[Ca²⁺+Mg²⁺]-dependent ATPase activity in rat pineal gland

[Ca²⁺+Mg²⁺]-dependent ATPase activity in the pineal gland of the rat was examined. The enzyme possesses an apparent K_m (Ca²⁺) of 0.23 μM, and moderately high affinity for Mg²⁺ and ATP (K_m = 53.2 μM and K_m = 86.4 μM, respectively). The ATPase activity is sensitive to low concentrations (I₅₀ approximately 1 μM) of vanadate, which specifically inhibits Ca²⁺-ATPase in the plasma membranes of the erythrocyte, cardiomyocytes and synapses. The calmodulin antagonist trifluoperazine reduced significantly Ca²⁺-stimulated, Mg²⁺-dependent ATP hydrolysis. The [Ca²⁺+Mg²⁺]-dependent ATPase in rat pineal gland exhibits very high affinity for Ca²⁺, is highly vanadate sensitive and appears to require calmodulin.
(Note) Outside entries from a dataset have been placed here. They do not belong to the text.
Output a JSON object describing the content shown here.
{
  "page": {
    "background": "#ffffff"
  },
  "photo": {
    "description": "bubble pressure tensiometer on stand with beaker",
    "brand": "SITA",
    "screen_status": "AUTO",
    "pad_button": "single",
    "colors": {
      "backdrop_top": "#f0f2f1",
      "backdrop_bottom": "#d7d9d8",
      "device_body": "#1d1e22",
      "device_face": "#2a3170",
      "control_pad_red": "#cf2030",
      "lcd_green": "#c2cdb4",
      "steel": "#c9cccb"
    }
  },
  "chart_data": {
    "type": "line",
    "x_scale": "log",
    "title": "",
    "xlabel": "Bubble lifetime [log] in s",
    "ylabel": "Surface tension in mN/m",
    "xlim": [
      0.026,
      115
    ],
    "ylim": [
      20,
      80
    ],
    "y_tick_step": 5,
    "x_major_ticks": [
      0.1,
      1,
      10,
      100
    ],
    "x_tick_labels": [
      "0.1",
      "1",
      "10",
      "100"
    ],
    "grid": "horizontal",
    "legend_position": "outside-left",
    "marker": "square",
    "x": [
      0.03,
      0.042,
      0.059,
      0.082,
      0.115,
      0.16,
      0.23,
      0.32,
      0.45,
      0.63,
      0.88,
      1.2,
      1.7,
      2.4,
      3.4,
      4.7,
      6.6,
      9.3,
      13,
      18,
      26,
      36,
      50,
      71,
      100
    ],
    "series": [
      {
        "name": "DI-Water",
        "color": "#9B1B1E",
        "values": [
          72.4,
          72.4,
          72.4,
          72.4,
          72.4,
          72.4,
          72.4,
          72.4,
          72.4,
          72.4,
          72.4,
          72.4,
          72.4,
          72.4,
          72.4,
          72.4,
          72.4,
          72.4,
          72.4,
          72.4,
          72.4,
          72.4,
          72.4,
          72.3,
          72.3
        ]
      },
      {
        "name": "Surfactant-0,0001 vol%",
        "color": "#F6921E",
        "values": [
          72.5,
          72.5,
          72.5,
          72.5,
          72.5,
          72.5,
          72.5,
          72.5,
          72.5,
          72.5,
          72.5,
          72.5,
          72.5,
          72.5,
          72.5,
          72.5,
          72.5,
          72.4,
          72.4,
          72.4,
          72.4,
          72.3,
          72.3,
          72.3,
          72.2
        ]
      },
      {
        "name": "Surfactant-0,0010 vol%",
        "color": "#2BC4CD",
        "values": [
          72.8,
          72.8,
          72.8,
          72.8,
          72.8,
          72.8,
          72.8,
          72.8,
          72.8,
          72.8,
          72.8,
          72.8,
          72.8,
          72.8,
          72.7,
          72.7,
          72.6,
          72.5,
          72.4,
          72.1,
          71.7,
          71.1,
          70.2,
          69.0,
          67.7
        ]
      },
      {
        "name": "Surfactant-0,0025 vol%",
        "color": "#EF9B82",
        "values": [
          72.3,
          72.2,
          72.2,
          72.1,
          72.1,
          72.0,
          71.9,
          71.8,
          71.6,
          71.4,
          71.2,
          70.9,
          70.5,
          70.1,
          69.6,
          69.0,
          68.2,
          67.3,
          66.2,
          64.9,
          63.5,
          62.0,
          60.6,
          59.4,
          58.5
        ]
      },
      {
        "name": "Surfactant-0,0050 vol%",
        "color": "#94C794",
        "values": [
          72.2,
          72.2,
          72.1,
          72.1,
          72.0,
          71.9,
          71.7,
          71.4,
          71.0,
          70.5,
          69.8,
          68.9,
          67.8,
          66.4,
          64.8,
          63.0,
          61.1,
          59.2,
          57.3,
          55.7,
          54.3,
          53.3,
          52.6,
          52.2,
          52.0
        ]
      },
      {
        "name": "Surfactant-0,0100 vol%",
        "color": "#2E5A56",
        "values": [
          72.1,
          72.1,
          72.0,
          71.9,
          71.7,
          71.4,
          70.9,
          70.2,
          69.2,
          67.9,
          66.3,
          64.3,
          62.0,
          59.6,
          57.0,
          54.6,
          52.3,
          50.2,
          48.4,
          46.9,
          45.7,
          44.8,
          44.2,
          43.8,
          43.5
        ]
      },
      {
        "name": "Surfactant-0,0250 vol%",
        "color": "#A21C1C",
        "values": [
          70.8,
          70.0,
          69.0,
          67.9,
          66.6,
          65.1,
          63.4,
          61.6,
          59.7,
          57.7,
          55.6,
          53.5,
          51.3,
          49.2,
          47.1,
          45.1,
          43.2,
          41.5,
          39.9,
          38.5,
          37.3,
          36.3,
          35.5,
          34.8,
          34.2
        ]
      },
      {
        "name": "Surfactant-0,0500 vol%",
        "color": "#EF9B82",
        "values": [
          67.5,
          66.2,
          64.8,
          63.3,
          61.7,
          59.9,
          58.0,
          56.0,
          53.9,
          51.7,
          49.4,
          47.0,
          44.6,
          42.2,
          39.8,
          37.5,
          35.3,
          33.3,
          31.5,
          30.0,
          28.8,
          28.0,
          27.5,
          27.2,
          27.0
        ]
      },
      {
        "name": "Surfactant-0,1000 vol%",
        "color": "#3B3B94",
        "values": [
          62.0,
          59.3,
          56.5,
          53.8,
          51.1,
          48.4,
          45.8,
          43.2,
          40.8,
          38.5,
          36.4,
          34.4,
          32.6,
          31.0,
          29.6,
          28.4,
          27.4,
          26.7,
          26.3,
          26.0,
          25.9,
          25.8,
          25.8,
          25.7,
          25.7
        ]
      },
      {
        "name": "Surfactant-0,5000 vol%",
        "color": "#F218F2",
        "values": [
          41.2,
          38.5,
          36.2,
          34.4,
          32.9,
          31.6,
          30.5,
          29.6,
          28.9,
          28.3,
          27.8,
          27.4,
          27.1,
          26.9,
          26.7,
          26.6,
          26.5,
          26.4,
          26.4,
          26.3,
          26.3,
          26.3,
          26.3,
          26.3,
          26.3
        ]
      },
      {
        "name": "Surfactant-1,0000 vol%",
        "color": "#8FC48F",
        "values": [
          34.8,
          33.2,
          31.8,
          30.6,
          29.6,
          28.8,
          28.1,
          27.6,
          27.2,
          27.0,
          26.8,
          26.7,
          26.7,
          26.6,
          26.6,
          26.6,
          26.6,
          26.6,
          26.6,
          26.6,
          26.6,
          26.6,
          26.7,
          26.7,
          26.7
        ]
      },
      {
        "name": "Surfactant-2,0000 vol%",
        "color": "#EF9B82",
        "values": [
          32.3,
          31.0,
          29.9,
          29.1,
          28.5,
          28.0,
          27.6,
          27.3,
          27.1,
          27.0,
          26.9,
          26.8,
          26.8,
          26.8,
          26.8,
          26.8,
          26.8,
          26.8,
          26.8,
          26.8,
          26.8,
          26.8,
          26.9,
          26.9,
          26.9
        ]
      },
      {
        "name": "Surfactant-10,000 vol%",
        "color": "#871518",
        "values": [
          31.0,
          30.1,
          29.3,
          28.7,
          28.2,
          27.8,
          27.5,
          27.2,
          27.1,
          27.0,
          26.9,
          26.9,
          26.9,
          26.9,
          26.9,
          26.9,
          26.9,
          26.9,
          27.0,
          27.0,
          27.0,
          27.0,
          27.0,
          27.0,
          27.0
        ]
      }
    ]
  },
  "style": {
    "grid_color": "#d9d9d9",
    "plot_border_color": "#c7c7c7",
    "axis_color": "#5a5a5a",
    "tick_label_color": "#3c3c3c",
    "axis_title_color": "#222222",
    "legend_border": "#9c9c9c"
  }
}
The enzyme is similar to the Ca²⁺-ATPase of the erythrocyte, cardiomyocytes and synaptic plasma membranes. These new findings may help to elucidate the mechanisms of intracellular calcium homeostasis and the effect of the enzyme on the synthesis of melatonin in the pineal gland.